In any case, the genetically homogeneous Mediterranean landscape is sprinkled with differentiated isolates such as the Corsicans, the Sardinians and populations from the Balearic Islands. Moreover, a Moroccan sample was found to present significant genetic differences from other Mediterranean populations in their X chromosomes. This last observation has been attributed by some scholars to the potential role of the Gibraltar Strait as a genetic barrier between Northwest Africa and the Iberian Peninsula, although there is no general consensus on this issue,[8, 9] possibly reflecting the fact that different markers and genomic components reveal different patterns.
In this study we investigate the genetic structure of human populations in the Mediterranean, with a particular emphasis on the genetic relationships between groups from North Africa and South Europe. We paid special attention to the role of gene flow through the Sahara in the genetic differentiation between Northern Africans and Southern Europeans. To accomplish our goals, we used polymorphisms in and around the genomic regions of the F7 and F12 genes. These genes code for the coagulation factors VII and XII respectively and are involved in blood clotting.

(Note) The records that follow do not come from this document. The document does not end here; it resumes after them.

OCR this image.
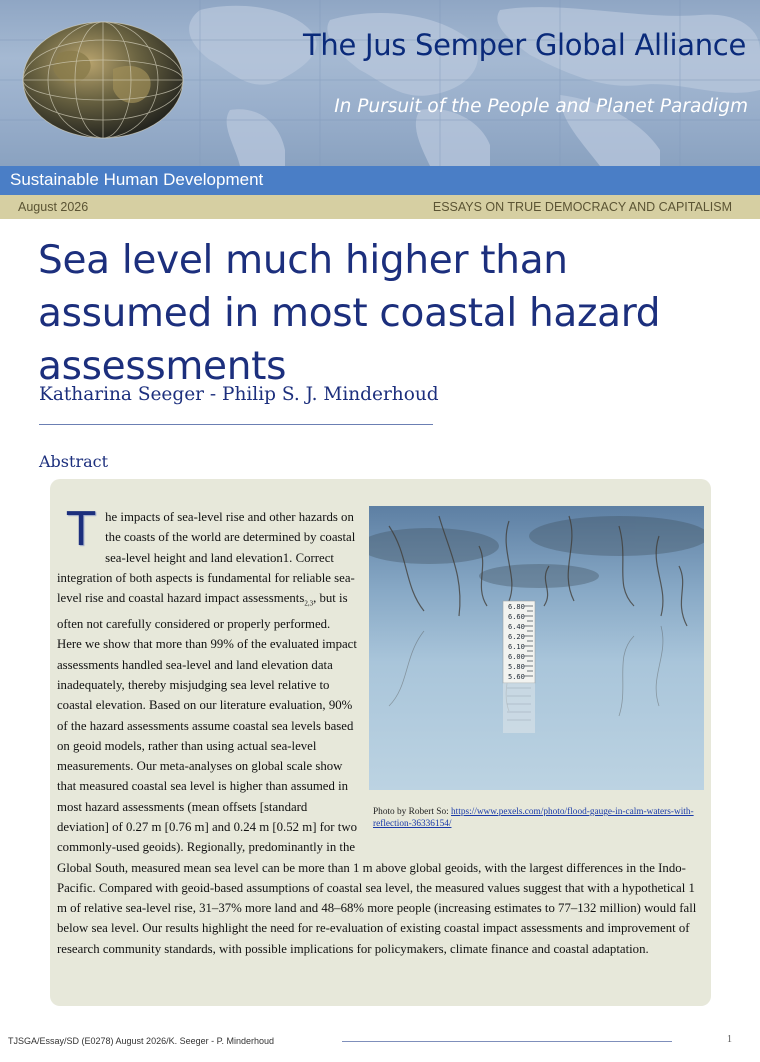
The Jus Semper Global Alliance
In Pursuit of the People and Planet Paradigm
Sustainable Human Development
August 2026	ESSAYS ON TRUE DEMOCRACY AND CAPITALISM
Sea level much higher than assumed in most coastal hazard assessments
Katharina Seeger - Philip S. J. Minderhoud
Abstract

The impacts of sea-level rise and other hazards on the coasts of the world are determined by coastal sea-level height and land elevation1. Correct integration of both aspects is fundamental for reliable sea-level rise and coastal hazard impact assessments$_{2,3}$, but is often not carefully considered or properly performed. Here we show that more than 99% of the evaluated impact assessments handled sea-level and land elevation data inadequately, thereby misjudging sea level relative to coastal elevation. Based on our literature evaluation, 90% of the hazard assessments assume coastal sea levels based on geoid models, rather than using actual sea-level measurements. Our meta-analyses on global scale show that measured coastal sea level is higher than assumed in most hazard assessments (mean offsets [standard deviation] of 0.27 m [0.76 m] and 0.24 m [0.52 m] for two commonly-used geoids). Regionally, predominantly in the Global South, measured mean sea level can be more than 1 m above global geoids, with the largest differences in the Indo-Pacific. Compared with geoid-based assumptions of coastal sea level, the measured values suggest that with a hypothetical 1 m of relative sea-level rise, 31–37% more land and 48–68% more people (increasing estimates to 77–132 million) would fall below sea level. Our results highlight the need for re-evaluation of existing coastal impact assessments and improvement of research community standards, with possible implications for policymakers, climate finance and coastal adaptation.

6.80
6.60
6.40
6.20
6.10
6.00
5.80
5.60
Photo by Robert So: https://www.pexels.com/photo/flood-gauge-in-calm-waters-with-reflection-36336154/
TJSGA/Essay/SD (E0278) August 2026/K. Seeger - P. Minderhoud	1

The chosen polymorphisms from the functional regions of the two genes were previously reported to be associated with susceptibility to cardiovascular disease in groups from the Mediterranean[10, 11].
Some of the data used here (i.e. variation in and around the F7 gene) were published previously, while new data include neutral variation around the F12 gene and the F12 46C>T functional polymorphism. This extensively studied marker is related to Factor XII plasma levels and the development of thrombosis, although the causal relationship between these two features is questionable.
According to our data, the Mediterranean populations are significantly clustered into South Europeans and North Africans, despite the low genetic differentiation between the two groups. Our analyses also suggest that this differentiation can be explained by the Mediterranean Sea acting a genetic barrier, which may also have affected the sub-Saharan gene flow into the Mediterranean region.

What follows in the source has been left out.